Another possibility is to pick a vector for MON that is its own inverse, i.e., satisfying MON = ~MON or equivalently MON * MON = 1, where 1 is the identity vector. Again, there are $2^d$ such vectors. To keep things simple, let’s just pick MON = -1. This also seems to work well most of the time.

vocab = spa.Vocabulary(
    dimensions=64, pointer_gen=np.random.RandomState(seed=0))

# Add the vectors in the same order as before
# to get consistent colours / legend
vocab.populate('NAM; USA; CAP; WDC')
vocab.add('MON', vocab.parse('-1'))
vocab.populate('DOL; MEX; MXC; PES')

# Check that it is its own inverse
assert np.allclose(vocab.parse('MON').v,
                   vocab.parse('~MON').v)

# Check that it cancels out to give the identity
assert np.allclose(vocab.parse('MON * MON').v,
                   vocab.parse('1').v)

with spa.Network(seed=0) as model:
    model.config[spa.State].neurons_per_dimension = 200

    fum =  spa.Transcode('(NAM*USA + CAP*WDC + MON*DOL) * '
                         '(NAM*MEX + CAP*MXC + MON*PES)',
                         output_vocab=vocab)

    query = spa.Transcode('DOL', output_vocab=vocab)

    result = spa.State(vocab=vocab)

    fum * ~query >> result

    p = nengo.Probe(result.output, synapse=0.01)

with nengo.Simulator(model) as sim:

    sim.run(0.5)

plt.plot(sim.trange(), spa.similarity(sim.data[p], result.vocab))
plt.xlabel("Time [s]")
plt.ylabel("Similarity")
plt.legend(result.vocab, loc='best')
plt.show()

dollar_mexico_2

arvoelke · November 21, 2018, 6:44pm

And here is one last example that shows off the extensibility of the SPA software. We can define a custom algebra that extends what it means to be unitary to involve the additional constraint of being its own inverse (see discussion above). Then picking MON to be unitary does the same trick as the second example above, but much more generally (it becomes easy to impose the same constraint on NAM and CAP if so desired).

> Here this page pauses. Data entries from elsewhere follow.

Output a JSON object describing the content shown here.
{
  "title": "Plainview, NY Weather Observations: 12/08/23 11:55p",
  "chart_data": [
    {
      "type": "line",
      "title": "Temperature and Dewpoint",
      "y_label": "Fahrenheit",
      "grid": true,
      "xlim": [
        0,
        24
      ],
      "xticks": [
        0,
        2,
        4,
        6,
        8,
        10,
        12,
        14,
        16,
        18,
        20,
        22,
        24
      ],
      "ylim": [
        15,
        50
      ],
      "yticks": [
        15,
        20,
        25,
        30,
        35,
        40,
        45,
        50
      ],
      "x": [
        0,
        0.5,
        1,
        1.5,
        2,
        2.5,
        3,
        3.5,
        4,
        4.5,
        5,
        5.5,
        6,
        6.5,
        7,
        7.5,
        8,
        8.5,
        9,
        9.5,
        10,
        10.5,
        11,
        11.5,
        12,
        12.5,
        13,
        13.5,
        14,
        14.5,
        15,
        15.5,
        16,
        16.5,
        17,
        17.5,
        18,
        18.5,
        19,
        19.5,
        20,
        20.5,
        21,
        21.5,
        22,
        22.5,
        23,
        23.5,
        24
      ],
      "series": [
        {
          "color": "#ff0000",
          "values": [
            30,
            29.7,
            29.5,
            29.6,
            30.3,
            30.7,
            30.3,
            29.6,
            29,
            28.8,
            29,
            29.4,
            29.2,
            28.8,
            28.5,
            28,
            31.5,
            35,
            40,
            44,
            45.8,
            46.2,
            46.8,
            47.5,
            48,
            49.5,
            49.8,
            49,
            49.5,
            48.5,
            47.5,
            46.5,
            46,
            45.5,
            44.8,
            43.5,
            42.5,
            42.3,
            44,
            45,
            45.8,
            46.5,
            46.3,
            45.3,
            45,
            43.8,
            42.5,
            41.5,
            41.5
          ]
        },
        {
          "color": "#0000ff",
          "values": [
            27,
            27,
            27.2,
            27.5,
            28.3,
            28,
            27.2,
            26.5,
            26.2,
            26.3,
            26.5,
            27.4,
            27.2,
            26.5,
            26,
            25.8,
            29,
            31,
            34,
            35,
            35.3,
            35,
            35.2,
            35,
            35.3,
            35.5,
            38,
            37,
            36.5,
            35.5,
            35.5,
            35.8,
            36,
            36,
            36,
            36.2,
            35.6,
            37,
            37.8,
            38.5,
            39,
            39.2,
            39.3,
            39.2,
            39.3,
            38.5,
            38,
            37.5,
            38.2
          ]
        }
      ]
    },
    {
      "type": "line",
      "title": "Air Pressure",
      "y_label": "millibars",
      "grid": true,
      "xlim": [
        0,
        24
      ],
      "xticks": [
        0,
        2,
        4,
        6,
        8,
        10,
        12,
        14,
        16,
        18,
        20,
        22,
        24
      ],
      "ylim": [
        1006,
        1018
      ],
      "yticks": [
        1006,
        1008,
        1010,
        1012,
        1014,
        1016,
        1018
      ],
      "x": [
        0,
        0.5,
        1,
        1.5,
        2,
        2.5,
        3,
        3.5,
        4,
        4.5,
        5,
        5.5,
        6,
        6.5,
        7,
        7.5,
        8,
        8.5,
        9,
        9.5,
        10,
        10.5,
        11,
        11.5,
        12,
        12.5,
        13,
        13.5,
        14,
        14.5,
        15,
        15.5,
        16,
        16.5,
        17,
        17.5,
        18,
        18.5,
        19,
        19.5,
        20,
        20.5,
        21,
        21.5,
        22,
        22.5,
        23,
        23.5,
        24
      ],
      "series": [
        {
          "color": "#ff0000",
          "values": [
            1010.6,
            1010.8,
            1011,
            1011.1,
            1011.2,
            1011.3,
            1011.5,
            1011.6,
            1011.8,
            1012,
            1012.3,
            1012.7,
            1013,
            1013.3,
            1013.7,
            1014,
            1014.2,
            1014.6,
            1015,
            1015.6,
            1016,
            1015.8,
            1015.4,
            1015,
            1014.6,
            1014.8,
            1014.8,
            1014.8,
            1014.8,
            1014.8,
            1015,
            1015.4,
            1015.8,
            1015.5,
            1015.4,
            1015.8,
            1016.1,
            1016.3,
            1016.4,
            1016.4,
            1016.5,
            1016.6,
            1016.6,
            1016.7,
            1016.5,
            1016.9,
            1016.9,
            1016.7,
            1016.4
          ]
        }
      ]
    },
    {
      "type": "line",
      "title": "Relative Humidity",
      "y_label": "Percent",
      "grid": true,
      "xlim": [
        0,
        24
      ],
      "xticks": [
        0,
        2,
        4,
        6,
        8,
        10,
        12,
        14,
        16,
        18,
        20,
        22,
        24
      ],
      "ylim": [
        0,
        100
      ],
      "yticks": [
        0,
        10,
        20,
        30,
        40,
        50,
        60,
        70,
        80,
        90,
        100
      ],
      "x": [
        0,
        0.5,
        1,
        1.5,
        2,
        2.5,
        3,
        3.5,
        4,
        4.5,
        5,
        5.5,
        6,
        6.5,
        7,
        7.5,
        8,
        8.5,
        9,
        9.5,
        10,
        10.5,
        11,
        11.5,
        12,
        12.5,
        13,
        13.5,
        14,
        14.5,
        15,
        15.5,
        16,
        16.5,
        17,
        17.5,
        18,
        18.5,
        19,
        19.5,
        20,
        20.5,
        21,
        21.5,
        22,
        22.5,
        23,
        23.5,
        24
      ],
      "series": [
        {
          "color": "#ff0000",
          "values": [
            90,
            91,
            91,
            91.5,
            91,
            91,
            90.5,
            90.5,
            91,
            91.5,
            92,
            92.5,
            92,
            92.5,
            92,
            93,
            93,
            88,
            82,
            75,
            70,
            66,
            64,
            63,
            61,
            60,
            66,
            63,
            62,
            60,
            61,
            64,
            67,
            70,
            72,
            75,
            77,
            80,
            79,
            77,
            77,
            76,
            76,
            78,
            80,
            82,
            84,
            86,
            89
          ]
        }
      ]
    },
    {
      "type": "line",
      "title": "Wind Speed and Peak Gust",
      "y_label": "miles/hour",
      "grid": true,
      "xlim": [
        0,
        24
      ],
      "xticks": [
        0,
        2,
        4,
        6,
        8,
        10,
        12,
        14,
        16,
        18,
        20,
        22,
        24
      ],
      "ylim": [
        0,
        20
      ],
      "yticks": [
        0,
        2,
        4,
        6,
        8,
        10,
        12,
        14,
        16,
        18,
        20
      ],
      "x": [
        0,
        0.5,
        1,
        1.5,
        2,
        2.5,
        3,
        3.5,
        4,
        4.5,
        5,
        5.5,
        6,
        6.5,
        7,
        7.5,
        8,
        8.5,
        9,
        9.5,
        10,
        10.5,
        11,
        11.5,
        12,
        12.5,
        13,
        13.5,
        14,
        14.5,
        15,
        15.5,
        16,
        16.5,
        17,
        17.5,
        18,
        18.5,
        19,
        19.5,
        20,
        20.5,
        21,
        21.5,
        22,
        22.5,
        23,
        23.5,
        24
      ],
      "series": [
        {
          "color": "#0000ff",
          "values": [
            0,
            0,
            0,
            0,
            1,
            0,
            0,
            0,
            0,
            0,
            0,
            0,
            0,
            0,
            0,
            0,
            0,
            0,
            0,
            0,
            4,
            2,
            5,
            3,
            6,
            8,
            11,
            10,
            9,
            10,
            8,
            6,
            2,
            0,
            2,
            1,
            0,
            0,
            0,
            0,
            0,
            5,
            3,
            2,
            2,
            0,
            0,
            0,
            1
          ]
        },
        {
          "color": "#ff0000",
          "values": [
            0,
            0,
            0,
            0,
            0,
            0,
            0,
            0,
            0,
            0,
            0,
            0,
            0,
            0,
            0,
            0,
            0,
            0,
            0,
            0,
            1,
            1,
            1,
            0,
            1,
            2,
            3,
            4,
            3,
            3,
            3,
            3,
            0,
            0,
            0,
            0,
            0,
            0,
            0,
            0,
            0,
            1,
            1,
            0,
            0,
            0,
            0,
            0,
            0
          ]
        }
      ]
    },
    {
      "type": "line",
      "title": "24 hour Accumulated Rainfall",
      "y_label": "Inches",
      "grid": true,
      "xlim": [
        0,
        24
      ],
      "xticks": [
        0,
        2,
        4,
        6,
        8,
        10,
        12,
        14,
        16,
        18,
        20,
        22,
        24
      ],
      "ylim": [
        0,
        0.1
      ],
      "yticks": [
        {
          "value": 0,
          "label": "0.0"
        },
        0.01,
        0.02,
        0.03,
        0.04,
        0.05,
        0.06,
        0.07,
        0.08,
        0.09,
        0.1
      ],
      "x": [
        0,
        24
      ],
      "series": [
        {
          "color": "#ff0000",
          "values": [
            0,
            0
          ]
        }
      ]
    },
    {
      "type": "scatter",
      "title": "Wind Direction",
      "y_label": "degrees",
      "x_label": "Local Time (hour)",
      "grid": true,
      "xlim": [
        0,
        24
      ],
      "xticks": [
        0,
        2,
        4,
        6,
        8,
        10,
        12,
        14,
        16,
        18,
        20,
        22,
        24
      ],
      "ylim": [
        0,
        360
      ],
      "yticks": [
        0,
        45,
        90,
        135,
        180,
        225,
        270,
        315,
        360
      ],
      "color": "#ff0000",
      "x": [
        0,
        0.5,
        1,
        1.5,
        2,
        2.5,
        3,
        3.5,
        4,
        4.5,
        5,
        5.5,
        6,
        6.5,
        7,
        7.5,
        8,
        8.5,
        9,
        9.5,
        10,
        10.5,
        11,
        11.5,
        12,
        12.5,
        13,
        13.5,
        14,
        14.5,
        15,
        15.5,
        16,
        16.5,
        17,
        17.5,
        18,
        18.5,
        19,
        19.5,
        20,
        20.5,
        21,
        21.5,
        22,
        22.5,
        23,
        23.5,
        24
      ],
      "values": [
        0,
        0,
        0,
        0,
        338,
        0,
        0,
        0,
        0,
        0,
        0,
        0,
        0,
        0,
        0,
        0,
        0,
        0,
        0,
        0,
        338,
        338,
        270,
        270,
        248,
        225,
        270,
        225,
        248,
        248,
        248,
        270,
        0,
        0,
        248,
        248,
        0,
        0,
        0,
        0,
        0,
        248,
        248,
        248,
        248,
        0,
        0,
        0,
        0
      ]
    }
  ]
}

import matplotlib.pyplot as plt
import nengo
import nengo_spa as spa
import numpy as np


class CustomAlgebra(spa.algebras.HrrAlgebra):

    def make_unitary(self, v):
        # This is a hack for generating custom vectors
        # that are unitary but with the additional constraint
        # that every Fourier coefficient has magnitude 1 or -1
        # so that v is its own inverse (v == ~v)
        
        d = len(v)
        fft_val = np.fft.fft(v)
        fft_real = fft_val.real
        
        # This is achieved by having each coefficient either
        # act with a 180 degree rotation or no rotation
        # Arbitrarily pick which coefficients do what
        # in order to get 2^d possibilities
        fcoefs = fft_real < 0
        fft_real[fcoefs] = -1
        fft_real[~fcoefs] = +1

        return np.fft.ifft(fft_real, n=d).real


vocab = spa.Vocabulary(
    dimensions=64, pointer_gen=np.random.RandomState(seed=0),
    algebra=CustomAlgebra())

# Add the vectors in the same order as before
# to get consistent colours / legend
vocab.populate('NAM; USA; CAP; WDC')
#vocab.add('MON', vocab.parse('-1'))
vocab.populate('MON.unitary()')
vocab.populate('DOL; MEX; MXC; PES')

# Check that it is its own inverse
assert np.allclose(vocab.parse('MON').v,
                   vocab.parse('~MON').v)

# Check that it cancels out to give the identity
assert np.allclose(vocab.parse('MON * MON').v,
                   vocab.parse('1').v)

with spa.Network(seed=0) as model:
    model.config[spa.State].neurons_per_dimension = 200

    fum =  spa.Transcode('(NAM*USA + CAP*WDC + MON*DOL) * '
                         '(NAM*MEX + CAP*MXC + MON*PES)',
                         output_vocab=vocab)

    query = spa.Transcode('DOL', output_vocab=vocab)

    result = spa.State(vocab=vocab)

    fum * ~query >> result

    p = nengo.Probe(result.output, synapse=0.01)

with nengo.Simulator(model) as sim:

    sim.run(0.5)

plt.plot(sim.trange(), spa.similarity(sim.data[p], result.vocab))
plt.xlabel("Time [s]")
plt.ylabel("Similarity")
plt.legend(result.vocab, loc='best')
plt.show()

dollar_mexico_3

simondlevy · November 21, 2018, 6:59pm

Thanks for explaining this so thoroughly, Aaron. I should’ve appreciated that Kanerva’s solution relies on the self-canceling of vectors in the overall construction, not just in the query phase. This will make the exercise even more of challenge to the students: a nice bonus!